Ses cheveux sombres lui collent à la tête autant que les miens. Je résiste à l'envie de les écarter de son front.
– Ça ne m'est jamais arrivé...
Nous sommes alertées par des pas sur le pont. Je me tourne alors que Dante s'avance, il analyse la situation avant que ses yeux ne se mettent à briller de colère.
– Qu'est-ce que tu lui as fait ? Riccardo se lève et je fais de même, les jambes légèrement tremblantes.
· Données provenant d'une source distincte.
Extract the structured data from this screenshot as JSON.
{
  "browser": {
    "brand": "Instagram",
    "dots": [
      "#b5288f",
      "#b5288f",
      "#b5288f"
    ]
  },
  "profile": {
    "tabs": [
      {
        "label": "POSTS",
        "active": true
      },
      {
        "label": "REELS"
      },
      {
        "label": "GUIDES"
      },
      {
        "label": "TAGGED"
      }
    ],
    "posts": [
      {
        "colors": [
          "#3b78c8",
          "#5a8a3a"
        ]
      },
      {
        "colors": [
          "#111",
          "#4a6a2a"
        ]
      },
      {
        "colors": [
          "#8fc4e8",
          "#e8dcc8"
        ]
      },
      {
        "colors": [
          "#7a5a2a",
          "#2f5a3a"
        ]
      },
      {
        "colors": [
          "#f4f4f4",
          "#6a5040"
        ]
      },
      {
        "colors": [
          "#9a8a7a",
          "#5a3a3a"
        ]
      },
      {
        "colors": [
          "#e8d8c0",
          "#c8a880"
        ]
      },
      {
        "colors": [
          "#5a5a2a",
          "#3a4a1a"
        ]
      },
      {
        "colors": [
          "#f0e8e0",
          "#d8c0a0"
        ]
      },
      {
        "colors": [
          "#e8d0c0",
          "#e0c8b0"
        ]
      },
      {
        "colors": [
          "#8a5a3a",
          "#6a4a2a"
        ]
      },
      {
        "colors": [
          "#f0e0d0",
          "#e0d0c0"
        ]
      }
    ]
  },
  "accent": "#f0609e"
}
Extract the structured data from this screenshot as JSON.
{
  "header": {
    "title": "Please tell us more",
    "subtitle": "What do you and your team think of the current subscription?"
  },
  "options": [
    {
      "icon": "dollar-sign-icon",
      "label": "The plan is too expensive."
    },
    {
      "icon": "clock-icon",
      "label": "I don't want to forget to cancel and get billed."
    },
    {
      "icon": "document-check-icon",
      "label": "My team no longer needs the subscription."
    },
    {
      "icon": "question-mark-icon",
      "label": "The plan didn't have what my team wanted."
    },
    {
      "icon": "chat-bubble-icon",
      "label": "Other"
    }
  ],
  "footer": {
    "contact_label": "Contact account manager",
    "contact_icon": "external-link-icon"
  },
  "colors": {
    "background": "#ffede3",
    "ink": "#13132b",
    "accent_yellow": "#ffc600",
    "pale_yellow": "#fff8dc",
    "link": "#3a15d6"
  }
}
Il me tient par le bras pour me stabiliser avant de s'éloigner en direction de son cousin.
Bon sang, ça ne va pas recommencer.
– Je suis tombée dans l'eau ce...
– Tu l'as poussée, tu as encore eu une crise ?
– Fais attention à ce que tu dis, je ne lui ferai jamais de mal ! Les deux hommes se font face, les poings serrés. Pitié, ils ne vont pas recommencer. Deux minutes, pourquoi Dante parle de crise ?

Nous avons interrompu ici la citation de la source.